Рассказали Оле все новости. Риту, оказывается, прямо с экзамена увезли в больницу. Сердечный приступ. Оля расстроилась, но ее успокоили: уже все нормально, через три дня выписали. Рита после больницы подала заявление о переводе на роботехнику, там требования были помягче. И физику будет пересдавать там. Другому преподавателю. Оля несколько раз звонила ей домой, хотела посочувствовать, предложить свою помощь — в принципе она могла бы посидеть с Ритой, подготовить ее так, чтобы сдать экзамен Есусикову и остаться на военке, — но Риты то ли не было дома, то ли она не брала трубку. Обиделась, наверное. У нее еще за тот случай с Ильей, когда Оля отказалась ехать с ней, обида осталась. В конце концов Оля махнула рукой: ну в самом деле, кому это надо? Оле надо уговаривать Риту, чтобы помочь? Или это Рите нужно? Ну вот то-то же.
И почти каждый вечер звонил Илья. Трепались по полтора часа. Оля каждый раз после такого вечернего разговора засыпала легко, с улыбкой. И никакие кошмарные экзамены не мучили ее во сне.
* * *
13 февраля 2083 года, суббота
Селенград
Всю ночь Оле снились грибы — к слезам. И, вообще, весь день встречались дурные приметы.
Вернувшись из Академии, Оля увидела на определителе номер Ильи. Ага, понятно. Он еще тогда, когда был у нее дома, обнаружил, что камера от телефона нуждается в серьезном ремонте, на ходу не починишь. Посоветовал Оле не пользоваться камерой и пообещал починить, когда у него время будет. Этот звонок означал, что Илья выкроил время.

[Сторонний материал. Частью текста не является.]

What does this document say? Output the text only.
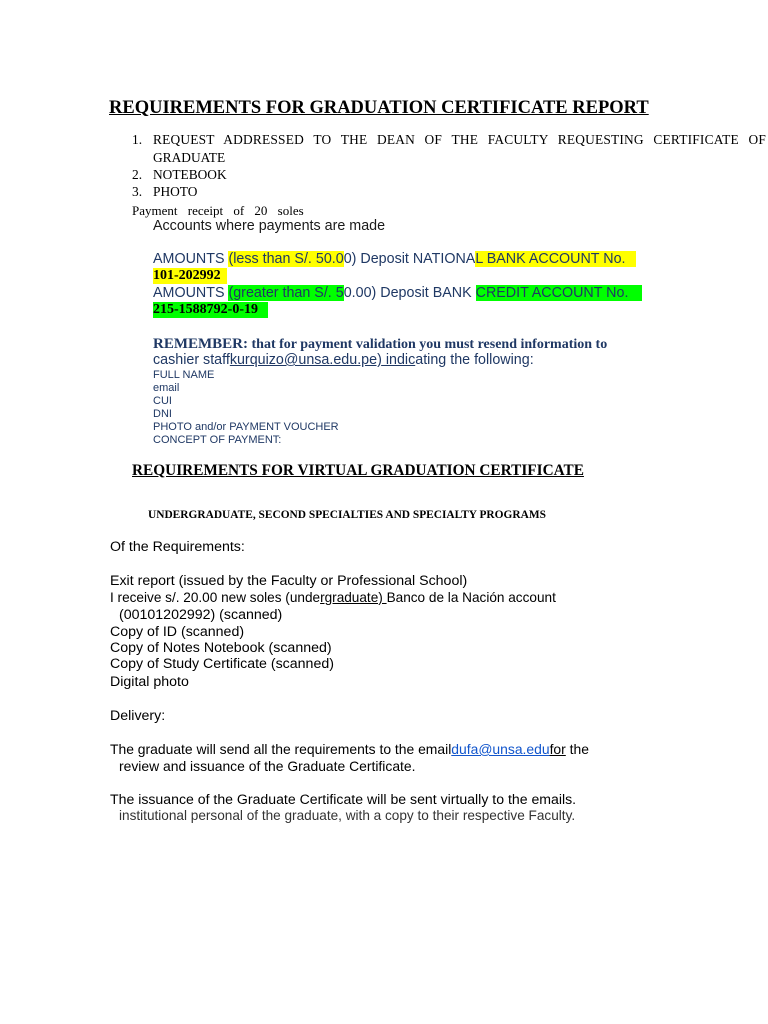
REQUIREMENTS FOR GRADUATION CERTIFICATE REPORT
1. REQUEST ADDRESSED TO THE DEAN OF THE FACULTY REQUESTING CERTIFICATE OF
GRADUATE
2. NOTEBOOK
3. PHOTO
Payment receipt of 20 soles
Accounts where payments are made
AMOUNTS (less than S/. 50.00) Deposit NATIONAL BANK ACCOUNT No.
101-202992
AMOUNTS (greater than S/. 50.00) Deposit BANK CREDIT ACCOUNT No.
215-1588792-0-19
REMEMBER: that for payment validation you must resend information to
cashier staffkurquizo@unsa.edu.pe) indicating the following:
FULL NAME
email
CUI
DNI
PHOTO and/or PAYMENT VOUCHER
CONCEPT OF PAYMENT:
REQUIREMENTS FOR VIRTUAL GRADUATION CERTIFICATE
UNDERGRADUATE, SECOND SPECIALTIES AND SPECIALTY PROGRAMS
Of the Requirements:
Exit report (issued by the Faculty or Professional School)
I receive s/. 20.00 new soles (undergraduate) Banco de la Nación account
(00101202992) (scanned)
Copy of ID (scanned)
Copy of Notes Notebook (scanned)
Copy of Study Certificate (scanned)
Digital photo
Delivery:
The graduate will send all the requirements to the emaildufa@unsa.edufor the
review and issuance of the Graduate Certificate.
The issuance of the Graduate Certificate will be sent virtually to the emails.
institutional personal of the graduate, with a copy to their respective Faculty.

Оля позвонила ему, быстро оделась и вышла, прихватив камеру. Ветер был ужасным. Хотя термометр показывал вполне приемлемую цифру — примерно минус десять — казалось, что намного холодней. Еще этот снег в лицо… Ужасно хотелось забиться в какую-нибудь щель и там дождаться Илью — они обычно встречались по принципу двух поездов из легендарной задачки: “один поезд выходит из пункта А, другой из пункта Б, каждый идет со своей скоростью, и надо определить место встречи”. Но щели не было. По левую руку тянулись ограждения уличного спорткомплекса завода теплотехнических устройств, по правую высились вставшие на попа бусы жилых зданий. Единственный закуток, дающий защиту от ветра, находился в самом конце Архангельской улицы. Что поделать — новостройки.

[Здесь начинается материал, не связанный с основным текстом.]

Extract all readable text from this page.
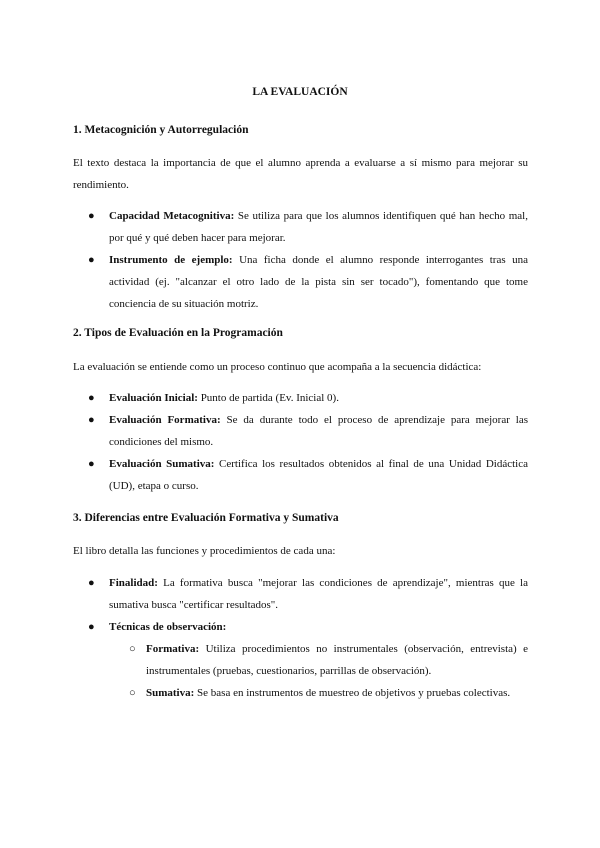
LA EVALUACIÓN
1. Metacognición y Autorregulación
El texto destaca la importancia de que el alumno aprenda a evaluarse a sí mismo para mejorar su rendimiento.
● Capacidad Metacognitiva: Se utiliza para que los alumnos identifiquen qué han hecho mal, por qué y qué deben hacer para mejorar.
● Instrumento de ejemplo: Una ficha donde el alumno responde interrogantes tras una actividad (ej. "alcanzar el otro lado de la pista sin ser tocado"), fomentando que tome conciencia de su situación motriz.
2. Tipos de Evaluación en la Programación
La evaluación se entiende como un proceso continuo que acompaña a la secuencia didáctica:
● Evaluación Inicial: Punto de partida (Ev. Inicial 0).
● Evaluación Formativa: Se da durante todo el proceso de aprendizaje para mejorar las condiciones del mismo.
● Evaluación Sumativa: Certifica los resultados obtenidos al final de una Unidad Didáctica (UD), etapa o curso.
3. Diferencias entre Evaluación Formativa y Sumativa
El libro detalla las funciones y procedimientos de cada una:
● Finalidad: La formativa busca "mejorar las condiciones de aprendizaje", mientras que la sumativa busca "certificar resultados".
● Técnicas de observación:
○ Formativa: Utiliza procedimientos no instrumentales (observación, entrevista) e instrumentales (pruebas, cuestionarios, parrillas de observación).
○ Sumativa: Se basa en instrumentos de muestreo de objetivos y pruebas colectivas.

С Ильей встретились в пятидесяти метрах от заветной щелочки. И Оля решительно направилась к ней, думая, что сначала переведет дух, а уж потом — в обратный путь. Щелочка была образована недостроенной коробкой туннельного проезда, и от ветра защищала великолепно. Оля забилась поглубже. Всучила ему камеру, Илья тут же сунул ее за пазуху, отчего стал похож на борца-тяжеловеса из мультиков — с такой же надутой грудью.

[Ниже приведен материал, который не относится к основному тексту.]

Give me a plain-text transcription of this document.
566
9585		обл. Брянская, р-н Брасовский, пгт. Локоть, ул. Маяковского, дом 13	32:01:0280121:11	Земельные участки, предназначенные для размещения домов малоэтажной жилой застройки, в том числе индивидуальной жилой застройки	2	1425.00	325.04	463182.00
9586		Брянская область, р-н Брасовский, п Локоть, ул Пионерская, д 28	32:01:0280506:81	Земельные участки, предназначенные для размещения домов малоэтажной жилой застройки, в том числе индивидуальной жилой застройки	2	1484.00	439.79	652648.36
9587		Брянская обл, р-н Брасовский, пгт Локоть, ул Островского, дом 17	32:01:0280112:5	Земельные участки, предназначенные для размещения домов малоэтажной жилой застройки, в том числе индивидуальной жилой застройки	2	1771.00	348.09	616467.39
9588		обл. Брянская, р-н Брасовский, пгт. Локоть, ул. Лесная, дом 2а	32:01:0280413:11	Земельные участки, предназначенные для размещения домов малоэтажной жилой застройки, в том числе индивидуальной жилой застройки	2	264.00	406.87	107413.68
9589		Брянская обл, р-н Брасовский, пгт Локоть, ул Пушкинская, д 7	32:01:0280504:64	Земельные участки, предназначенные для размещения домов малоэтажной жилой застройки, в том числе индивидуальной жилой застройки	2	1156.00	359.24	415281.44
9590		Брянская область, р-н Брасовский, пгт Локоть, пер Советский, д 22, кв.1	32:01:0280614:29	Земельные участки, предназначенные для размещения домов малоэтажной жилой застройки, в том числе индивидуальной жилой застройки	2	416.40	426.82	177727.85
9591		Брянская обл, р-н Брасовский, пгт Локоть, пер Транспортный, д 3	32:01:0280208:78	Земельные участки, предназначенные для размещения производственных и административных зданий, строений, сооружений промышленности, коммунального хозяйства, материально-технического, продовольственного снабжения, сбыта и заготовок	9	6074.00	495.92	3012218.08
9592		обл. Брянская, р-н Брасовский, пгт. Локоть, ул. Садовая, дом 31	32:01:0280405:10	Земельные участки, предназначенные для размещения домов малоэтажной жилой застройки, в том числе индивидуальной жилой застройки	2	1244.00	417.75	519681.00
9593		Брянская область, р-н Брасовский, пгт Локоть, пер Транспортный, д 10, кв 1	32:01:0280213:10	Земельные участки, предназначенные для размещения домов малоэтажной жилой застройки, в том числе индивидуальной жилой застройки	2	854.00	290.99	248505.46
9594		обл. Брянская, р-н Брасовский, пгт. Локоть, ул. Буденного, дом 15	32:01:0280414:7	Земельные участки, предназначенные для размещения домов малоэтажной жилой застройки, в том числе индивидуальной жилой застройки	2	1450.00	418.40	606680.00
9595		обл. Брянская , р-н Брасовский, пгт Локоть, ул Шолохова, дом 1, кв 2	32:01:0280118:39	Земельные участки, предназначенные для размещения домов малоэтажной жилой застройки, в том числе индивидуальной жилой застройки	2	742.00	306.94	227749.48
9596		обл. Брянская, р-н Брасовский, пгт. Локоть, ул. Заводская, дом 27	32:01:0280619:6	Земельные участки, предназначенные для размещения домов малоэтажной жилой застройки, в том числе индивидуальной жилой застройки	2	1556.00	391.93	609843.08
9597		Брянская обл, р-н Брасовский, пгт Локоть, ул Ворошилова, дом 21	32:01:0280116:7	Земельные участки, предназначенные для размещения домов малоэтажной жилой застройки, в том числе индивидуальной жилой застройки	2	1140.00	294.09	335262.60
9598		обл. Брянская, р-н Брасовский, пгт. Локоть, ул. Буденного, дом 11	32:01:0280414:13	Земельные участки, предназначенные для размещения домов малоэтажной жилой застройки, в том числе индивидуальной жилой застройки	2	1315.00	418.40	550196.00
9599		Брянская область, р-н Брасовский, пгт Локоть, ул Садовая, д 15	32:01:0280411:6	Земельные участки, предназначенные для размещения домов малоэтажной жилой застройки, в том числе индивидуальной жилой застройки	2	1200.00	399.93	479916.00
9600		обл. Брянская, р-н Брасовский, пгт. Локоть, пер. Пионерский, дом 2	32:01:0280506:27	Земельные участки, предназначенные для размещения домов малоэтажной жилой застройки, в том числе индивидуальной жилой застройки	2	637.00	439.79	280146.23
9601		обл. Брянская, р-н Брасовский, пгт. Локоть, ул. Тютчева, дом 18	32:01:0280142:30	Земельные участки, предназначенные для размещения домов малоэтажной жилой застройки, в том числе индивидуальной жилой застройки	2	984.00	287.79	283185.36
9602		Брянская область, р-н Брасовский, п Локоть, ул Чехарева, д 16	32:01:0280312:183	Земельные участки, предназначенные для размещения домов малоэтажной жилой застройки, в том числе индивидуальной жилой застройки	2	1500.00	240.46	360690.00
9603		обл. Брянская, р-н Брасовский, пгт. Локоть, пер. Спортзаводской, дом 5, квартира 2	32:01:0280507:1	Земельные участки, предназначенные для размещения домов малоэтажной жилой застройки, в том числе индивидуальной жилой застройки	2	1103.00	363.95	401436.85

О чем они говорили поначалу, Оля не запомнила. Наверное, о всякой чепухе. Потом она прицепилась к его фразе из разговора недельной давности:
— Ты не так сказал.
— Можно подумать, ты помнишь.
— Помню. А что не помню — записываю.
— Зачем? — искренне удивился Илья.
— Я дневник веду, — объяснила Оля. — Еще со школы. Сначала для самодисциплины, потом привыкла. А сейчас — помогает. Вот, память стала лучше.
У него загорелись глаза:
— Дай почитать!
— Не дам, — отрезала Оля таким тоном, что любому было бы понятно: это не провокация на уговоры.
— Почему? А-а, — он понимающе кивнул, — там же про мальчиков написано. Слушай, а у тебя много их было?
Хорошо, что был вечер и Илья не мог увидеть, как Оля покраснела.
— Достаточно, — уклончиво сказала она, думая, что теперь ни за какие коврижки не покажет ему ни странички из дневника.